Barley Chironda, RPN, CIC, discusses why some health care workers are not practicing good hand hygiene and ways to motivate them to do so.
Barley Chironda, RPN, CIC, infection control specialist at Clorox Healthcare, discusses why some health care workers are not practicing good hand hygiene and ways to motivate them to do so.
Interview Transcript (modified slightly for readability):
“It seems to be common knowledge that you have to wash your hands but one of the things that we’re realizing is that there are so many complications that exist. The desire to wash your hands might be there but sometimes the pressure to just go to the next patient becomes even greater. And so, it becomes important to consider human factors, which is a study on why people don’t do the things that they should do. And it’s funny, there’s been so much work done now where they stand behind people with cameras and they get to see that maybe sometimes the hand sanitizer is behind a bed, so for the person to walk around to get to it, they might think, ‘I’m just going to do it next time.’ What that does is you have to, when you think about how to get people to do the right thing, you have to help them do the right thing. And by engineering some of those solutions into their regular work, then you help them do the right thing. It’s an important thing; we should wash our hands more and I think the aim is to figure out how to help people wash their hands all of the time.
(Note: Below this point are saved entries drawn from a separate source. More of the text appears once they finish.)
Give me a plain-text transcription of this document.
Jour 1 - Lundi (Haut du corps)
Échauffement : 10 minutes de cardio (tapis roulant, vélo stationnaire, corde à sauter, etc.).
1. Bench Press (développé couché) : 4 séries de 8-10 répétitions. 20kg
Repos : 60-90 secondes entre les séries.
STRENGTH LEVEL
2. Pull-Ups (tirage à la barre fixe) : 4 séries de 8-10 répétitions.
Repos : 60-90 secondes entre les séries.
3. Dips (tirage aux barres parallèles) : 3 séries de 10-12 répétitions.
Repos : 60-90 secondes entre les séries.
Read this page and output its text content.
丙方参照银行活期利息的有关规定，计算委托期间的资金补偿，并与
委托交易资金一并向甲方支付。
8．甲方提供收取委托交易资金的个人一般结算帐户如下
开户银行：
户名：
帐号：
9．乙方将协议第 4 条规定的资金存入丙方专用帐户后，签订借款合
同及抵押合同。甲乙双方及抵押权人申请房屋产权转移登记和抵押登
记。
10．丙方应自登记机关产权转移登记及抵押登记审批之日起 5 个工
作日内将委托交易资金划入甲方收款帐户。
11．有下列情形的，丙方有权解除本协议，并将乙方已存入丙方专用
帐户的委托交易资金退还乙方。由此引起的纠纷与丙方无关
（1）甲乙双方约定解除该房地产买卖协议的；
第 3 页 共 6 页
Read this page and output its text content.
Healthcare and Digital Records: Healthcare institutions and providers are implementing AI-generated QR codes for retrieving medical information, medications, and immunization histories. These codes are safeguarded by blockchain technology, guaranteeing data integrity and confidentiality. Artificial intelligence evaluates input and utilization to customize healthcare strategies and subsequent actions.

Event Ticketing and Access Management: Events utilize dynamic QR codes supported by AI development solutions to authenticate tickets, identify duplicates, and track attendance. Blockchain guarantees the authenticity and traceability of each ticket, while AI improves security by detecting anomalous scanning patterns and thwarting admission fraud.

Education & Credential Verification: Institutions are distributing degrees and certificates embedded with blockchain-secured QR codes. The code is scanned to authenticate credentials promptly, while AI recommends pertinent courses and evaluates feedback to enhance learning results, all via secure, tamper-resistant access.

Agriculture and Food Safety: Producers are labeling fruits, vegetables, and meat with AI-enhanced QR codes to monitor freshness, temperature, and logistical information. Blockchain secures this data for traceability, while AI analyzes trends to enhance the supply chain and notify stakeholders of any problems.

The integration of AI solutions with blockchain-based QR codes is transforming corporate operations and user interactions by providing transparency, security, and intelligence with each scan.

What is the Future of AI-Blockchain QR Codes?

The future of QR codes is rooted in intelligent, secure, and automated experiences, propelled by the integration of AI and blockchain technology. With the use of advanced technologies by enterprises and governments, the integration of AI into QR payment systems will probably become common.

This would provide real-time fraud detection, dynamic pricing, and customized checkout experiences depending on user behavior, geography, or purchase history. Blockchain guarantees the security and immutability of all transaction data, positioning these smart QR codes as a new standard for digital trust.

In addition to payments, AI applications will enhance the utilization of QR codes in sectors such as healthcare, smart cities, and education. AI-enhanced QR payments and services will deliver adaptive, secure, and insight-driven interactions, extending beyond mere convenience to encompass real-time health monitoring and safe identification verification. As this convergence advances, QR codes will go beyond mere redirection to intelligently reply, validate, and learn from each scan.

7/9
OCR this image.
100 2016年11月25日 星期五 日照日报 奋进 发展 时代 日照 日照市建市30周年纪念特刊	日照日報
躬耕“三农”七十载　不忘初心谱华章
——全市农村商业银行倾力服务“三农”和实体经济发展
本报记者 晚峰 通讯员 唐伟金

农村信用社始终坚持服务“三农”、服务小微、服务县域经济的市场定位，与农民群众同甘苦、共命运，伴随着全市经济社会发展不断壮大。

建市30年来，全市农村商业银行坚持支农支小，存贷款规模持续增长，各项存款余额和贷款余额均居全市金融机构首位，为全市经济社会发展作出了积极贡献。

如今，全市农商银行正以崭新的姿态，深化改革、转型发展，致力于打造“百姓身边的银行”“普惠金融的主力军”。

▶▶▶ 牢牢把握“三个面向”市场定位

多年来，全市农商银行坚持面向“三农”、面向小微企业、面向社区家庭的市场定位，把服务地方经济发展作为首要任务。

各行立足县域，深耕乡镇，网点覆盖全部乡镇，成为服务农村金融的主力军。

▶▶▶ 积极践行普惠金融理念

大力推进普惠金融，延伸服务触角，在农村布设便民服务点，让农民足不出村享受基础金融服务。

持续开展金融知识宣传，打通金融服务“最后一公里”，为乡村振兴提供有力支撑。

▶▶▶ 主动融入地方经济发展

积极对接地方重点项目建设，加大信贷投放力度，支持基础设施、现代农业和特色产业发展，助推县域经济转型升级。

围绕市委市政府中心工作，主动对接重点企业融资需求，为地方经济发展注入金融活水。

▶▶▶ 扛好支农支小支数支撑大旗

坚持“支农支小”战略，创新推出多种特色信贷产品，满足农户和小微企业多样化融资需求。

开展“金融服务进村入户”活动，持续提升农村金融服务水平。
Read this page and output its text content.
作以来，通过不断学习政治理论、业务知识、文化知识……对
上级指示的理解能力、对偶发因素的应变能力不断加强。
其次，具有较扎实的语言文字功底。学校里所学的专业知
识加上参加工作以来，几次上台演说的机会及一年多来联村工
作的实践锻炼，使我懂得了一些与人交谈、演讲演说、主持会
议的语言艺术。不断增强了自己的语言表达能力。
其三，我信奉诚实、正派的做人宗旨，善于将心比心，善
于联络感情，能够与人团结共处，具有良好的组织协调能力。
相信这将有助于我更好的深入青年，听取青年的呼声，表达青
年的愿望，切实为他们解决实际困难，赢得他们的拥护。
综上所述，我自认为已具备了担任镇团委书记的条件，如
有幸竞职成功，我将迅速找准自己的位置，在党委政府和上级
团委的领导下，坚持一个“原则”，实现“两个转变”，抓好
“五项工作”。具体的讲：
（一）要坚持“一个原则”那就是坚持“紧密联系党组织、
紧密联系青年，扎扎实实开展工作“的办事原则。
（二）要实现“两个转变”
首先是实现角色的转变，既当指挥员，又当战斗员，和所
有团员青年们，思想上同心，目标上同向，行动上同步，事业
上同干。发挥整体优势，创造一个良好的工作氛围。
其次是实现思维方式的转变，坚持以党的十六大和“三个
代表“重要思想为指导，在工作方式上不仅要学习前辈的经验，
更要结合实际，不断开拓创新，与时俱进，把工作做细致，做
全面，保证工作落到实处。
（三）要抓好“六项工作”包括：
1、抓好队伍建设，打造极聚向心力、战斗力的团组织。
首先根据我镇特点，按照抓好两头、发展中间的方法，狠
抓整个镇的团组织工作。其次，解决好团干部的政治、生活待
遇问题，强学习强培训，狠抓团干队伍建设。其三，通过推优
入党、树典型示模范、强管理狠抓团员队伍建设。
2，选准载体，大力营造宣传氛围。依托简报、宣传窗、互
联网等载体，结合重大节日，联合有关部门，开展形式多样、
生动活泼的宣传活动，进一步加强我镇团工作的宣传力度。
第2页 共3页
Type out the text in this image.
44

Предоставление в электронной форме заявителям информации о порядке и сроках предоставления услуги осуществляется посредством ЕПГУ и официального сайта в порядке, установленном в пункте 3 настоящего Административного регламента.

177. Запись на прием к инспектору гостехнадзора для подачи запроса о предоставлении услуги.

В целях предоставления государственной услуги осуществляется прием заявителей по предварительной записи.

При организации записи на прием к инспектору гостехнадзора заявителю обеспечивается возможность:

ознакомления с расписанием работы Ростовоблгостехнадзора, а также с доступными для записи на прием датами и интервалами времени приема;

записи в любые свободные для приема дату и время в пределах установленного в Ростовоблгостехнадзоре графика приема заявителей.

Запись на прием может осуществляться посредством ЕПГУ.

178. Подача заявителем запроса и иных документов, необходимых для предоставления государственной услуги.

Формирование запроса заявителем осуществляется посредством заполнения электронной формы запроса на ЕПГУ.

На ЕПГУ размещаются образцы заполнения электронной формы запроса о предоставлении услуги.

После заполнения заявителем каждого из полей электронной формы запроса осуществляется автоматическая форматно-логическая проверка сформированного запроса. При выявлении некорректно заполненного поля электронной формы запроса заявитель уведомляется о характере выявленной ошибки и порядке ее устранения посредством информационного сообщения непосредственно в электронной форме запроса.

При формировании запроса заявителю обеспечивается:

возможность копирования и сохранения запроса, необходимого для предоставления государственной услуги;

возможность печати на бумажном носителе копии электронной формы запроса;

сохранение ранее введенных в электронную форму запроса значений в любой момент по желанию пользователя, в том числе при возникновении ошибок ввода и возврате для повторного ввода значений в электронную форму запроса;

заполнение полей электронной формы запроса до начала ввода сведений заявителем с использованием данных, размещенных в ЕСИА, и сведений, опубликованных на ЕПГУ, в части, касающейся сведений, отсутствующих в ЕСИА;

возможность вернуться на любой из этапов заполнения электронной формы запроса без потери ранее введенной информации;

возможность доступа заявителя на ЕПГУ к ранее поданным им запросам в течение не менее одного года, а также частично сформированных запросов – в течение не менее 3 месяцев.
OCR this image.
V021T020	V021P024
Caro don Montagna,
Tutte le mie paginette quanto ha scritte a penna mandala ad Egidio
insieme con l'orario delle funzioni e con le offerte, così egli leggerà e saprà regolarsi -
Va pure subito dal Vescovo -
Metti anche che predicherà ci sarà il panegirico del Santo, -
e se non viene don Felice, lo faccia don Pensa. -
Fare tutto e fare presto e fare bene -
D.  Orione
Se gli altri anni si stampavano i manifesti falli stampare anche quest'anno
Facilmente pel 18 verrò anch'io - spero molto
Right now, I think just like many other infection control activities within the hospital, people try signage so that they can leave a sign that says, ‘Wash your hands,’ or they can leave a sign that says, ‘Disinfect this room with a sporicide’ but what I’m noticing is most problematic is that regardless of whatever intervention that people are looking at doing, it seems to miss the mark because it boils down to what motivates people and what the human factors are. Penalty only gets so far. Science only gets so far. Sometimes it’s a matter of tweaking the messaging to the necessary piece and the talk I’m doing today is really going to be about implementation science, which is another science that has been added into the mix. We know people should wash their hands, but somehow between them knowing and them doing it, there’s a big gap. The implementation science is the true science of evaluating how to get people to do the right thing. I think in the context of hand hygiene, there are different things for different folks and not one strategy fits everywhere. What I’ve learned in my practice is when you empower people to make the choice of what makes them wash their hands, then you get more progress. And so, I’ve seen anything from electronic systems being used; I’ve seen signage work, but it really comes down to: did you involve that health care worker and did you empower them to decide what they want to do?”